Ronen Steinke (SZ) kommentiert, dass es nach den jahrzehntelangen Versäumnissen der Justiz bei der Verfolgung von NS-Täter:innen gesellschaftspolitisch wichtig sei, bei Irmgard Furchner mit der Bewährungsstrafe zumindest symbolisch ein Zeichen zu setzen. Sie solle froh sein, nicht schon als junge Frau lebenslang eingesperrt worden zu sein.
BVerfG-Leak: beck-aktuell (Joachim Jahn) geht der vorzeitigen Veröffentlichung des Wahlrechtsurteils nach. Laut Computer-Expert:innen war das PDF des Urteils auf dem BVerfG-Server unzureichend gegen unauthorisierten Abruf geschützt. Eine Strafbarkeit wegen des "Ausspähens von Daten" nach § 202a StGB hielten befragte Anwälte in diesem Fall aber für fernliegend, weil keine spezifische Zugangssicherung überwunden werden musste.

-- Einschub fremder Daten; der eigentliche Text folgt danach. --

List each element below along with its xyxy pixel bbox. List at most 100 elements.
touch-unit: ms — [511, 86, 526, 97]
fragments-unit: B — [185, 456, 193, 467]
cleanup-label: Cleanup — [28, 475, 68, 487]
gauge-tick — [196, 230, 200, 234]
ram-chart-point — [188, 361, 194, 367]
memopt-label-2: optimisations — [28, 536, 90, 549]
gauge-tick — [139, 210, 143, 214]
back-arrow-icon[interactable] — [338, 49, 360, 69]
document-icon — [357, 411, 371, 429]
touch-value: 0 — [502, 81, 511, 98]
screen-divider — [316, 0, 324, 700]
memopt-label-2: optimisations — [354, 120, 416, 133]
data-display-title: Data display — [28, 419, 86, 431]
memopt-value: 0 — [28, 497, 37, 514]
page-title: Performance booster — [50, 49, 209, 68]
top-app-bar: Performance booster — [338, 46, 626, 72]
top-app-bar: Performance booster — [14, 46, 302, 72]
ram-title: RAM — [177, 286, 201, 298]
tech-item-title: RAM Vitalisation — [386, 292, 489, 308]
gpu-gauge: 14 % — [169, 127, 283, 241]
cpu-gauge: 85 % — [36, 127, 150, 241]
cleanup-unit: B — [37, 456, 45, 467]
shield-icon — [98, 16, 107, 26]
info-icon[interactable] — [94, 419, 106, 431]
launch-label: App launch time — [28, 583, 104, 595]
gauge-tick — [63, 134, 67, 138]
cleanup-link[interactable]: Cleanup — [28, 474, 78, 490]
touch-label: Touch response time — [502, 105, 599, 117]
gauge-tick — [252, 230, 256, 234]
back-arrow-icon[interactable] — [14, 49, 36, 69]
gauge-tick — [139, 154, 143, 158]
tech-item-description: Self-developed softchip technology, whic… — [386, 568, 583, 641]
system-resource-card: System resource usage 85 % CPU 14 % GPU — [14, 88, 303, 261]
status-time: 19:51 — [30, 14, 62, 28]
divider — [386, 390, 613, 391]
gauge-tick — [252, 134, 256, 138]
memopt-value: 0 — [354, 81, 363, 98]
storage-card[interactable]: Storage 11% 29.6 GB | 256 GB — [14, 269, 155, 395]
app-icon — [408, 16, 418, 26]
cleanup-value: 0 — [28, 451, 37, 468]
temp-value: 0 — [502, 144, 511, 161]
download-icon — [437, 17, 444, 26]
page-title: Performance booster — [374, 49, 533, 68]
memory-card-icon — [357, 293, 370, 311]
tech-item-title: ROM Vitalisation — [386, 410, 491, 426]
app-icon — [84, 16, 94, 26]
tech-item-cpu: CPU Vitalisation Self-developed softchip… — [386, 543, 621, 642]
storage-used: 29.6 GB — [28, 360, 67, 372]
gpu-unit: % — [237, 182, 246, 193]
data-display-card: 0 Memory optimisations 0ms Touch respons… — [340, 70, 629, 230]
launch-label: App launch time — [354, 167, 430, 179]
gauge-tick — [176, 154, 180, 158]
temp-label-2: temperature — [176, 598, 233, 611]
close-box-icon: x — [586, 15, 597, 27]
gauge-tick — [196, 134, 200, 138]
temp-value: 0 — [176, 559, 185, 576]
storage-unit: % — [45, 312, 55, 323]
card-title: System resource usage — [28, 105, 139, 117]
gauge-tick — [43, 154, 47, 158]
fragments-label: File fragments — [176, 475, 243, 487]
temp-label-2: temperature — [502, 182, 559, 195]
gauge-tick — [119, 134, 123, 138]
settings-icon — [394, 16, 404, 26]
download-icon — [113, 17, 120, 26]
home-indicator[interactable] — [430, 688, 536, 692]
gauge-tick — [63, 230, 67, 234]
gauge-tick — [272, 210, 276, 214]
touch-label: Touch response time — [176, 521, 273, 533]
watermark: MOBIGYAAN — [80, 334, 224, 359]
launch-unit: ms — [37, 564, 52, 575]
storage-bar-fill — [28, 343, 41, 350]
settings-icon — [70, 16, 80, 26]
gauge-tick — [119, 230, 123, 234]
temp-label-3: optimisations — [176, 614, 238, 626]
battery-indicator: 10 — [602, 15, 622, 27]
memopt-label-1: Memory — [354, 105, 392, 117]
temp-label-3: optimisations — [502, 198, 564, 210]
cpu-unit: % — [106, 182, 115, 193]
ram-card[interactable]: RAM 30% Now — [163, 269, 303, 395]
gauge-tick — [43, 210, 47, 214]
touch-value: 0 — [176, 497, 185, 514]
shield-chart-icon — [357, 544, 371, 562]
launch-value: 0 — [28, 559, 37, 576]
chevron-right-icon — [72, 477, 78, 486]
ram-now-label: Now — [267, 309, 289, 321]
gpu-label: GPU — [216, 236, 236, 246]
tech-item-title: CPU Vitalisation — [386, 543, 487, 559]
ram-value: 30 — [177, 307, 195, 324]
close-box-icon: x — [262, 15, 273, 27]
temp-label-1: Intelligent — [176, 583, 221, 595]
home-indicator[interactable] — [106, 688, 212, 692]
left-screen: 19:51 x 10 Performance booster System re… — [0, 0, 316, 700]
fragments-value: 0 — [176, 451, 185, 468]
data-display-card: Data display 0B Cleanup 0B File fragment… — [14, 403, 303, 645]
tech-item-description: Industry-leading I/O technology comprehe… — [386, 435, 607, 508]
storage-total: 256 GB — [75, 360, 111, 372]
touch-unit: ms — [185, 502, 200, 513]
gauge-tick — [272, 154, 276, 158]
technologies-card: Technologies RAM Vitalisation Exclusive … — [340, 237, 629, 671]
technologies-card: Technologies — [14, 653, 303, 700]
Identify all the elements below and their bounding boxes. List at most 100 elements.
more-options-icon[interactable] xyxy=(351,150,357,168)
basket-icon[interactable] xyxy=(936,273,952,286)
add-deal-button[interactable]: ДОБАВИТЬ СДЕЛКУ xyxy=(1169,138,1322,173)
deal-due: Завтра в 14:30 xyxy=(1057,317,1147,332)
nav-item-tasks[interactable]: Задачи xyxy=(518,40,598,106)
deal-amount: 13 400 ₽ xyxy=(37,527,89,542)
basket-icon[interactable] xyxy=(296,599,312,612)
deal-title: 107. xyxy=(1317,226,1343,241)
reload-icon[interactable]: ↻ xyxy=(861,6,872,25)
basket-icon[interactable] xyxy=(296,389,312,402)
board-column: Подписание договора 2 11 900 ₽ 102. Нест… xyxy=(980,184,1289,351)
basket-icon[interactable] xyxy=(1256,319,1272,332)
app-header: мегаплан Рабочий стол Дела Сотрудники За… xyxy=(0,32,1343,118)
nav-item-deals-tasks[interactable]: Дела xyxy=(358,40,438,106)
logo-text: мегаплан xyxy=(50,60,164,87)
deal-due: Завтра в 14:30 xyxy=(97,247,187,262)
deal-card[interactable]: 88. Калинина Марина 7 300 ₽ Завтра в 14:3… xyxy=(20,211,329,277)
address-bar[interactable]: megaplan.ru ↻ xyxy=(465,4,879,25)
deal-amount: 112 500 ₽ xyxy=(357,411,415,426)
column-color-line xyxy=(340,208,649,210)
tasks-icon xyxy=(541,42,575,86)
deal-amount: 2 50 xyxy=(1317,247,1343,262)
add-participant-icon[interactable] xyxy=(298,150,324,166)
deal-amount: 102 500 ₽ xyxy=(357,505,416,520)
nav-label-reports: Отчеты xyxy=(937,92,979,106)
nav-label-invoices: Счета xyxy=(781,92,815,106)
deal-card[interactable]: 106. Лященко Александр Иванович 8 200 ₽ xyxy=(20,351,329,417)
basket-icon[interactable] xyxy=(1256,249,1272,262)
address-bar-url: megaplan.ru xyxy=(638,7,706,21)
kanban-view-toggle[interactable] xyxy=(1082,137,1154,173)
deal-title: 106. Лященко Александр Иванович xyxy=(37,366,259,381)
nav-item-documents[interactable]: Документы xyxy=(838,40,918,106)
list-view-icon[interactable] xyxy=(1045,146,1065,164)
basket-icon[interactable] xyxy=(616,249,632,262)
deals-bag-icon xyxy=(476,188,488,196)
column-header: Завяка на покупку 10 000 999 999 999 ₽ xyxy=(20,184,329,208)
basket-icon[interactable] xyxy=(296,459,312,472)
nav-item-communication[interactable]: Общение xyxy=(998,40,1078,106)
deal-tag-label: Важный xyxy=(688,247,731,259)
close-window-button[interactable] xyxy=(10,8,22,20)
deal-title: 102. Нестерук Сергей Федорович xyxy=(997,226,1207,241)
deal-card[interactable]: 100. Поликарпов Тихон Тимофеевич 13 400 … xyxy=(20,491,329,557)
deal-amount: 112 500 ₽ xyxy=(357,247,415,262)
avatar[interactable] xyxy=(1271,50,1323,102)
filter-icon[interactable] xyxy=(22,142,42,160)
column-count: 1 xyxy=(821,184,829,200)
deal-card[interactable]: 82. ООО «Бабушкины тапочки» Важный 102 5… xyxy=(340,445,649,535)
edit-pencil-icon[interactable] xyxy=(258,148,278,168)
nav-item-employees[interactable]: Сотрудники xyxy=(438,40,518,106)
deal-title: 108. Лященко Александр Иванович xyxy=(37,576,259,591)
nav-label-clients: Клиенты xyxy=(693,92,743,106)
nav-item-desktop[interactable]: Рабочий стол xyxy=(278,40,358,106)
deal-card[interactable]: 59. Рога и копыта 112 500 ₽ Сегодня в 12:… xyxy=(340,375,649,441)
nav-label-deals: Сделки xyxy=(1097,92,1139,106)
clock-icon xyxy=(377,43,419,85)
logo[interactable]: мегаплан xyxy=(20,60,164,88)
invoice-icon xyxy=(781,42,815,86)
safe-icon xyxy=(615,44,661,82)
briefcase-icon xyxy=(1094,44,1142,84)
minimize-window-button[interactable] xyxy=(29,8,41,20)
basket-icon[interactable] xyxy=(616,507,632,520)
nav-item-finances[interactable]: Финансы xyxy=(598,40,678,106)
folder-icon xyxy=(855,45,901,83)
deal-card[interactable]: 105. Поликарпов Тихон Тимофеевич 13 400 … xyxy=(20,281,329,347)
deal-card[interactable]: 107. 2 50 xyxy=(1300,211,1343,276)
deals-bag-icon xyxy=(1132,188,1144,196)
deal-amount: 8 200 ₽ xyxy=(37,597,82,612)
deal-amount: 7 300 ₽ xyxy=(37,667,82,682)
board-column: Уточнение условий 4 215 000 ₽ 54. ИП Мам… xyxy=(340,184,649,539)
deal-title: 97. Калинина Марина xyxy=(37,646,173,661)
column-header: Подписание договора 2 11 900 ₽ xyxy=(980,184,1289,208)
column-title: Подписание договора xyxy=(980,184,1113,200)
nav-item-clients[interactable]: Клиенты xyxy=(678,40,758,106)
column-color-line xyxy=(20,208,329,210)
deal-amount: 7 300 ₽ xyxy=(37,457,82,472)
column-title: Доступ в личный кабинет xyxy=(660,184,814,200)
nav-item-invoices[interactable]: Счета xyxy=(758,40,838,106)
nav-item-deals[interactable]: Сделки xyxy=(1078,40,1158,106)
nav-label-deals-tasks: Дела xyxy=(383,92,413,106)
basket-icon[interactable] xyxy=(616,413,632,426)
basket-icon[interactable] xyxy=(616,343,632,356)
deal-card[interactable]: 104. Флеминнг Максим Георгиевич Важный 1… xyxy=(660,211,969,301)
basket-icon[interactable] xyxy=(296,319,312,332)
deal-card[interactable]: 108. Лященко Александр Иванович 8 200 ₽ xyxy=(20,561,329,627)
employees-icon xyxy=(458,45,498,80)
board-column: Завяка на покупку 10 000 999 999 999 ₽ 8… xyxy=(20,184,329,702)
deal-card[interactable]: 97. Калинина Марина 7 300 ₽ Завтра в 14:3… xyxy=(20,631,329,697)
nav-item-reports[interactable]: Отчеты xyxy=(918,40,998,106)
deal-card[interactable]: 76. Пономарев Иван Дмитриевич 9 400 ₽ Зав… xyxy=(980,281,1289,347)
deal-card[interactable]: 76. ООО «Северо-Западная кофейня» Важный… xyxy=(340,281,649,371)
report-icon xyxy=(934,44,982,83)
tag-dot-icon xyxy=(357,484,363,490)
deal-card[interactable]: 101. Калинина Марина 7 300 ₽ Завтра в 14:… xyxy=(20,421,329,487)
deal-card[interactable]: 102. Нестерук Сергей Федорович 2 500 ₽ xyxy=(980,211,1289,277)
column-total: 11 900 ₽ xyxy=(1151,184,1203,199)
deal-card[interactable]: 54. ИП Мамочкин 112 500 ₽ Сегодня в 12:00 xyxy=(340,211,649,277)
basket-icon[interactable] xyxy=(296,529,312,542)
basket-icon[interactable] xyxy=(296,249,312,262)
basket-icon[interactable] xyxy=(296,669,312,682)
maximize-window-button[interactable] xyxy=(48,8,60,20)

BVerfG zum Bundestags-Wahlrecht: Rechtsprofessor Fabian Michl und die Doktorandin Johanna Mittrop analysieren auf dem Verfassungsblog das Urteil des Bundesverfassungsgerichts zum Bundestags-Wahlrecht und kritisieren u.a. die “Fortgeltungsanordnung”, dass die ursprünglich geplante Drei-Wahlkreise-Klausel nun bis zu einer Neuregelung doch gelten soll. Dies stelle einen gedanklichen Bruch zu den Urteilsgründen dar, weil sich so auch die Linke retten könne, obwohl die Verfassungswidrigkeit des neuen Wahlrechts nur mit der unnötigen Härte gegenüber der CSU begründet wurde. Kohärenter wäre die Anordnung gewesen, die 5-Prozent-Sperrklausel – vorbehaltlich einer Neuregelung – bei der nächsten Bundestagswahl nach Maßgabe der Entscheidungsgründe anzuwenden.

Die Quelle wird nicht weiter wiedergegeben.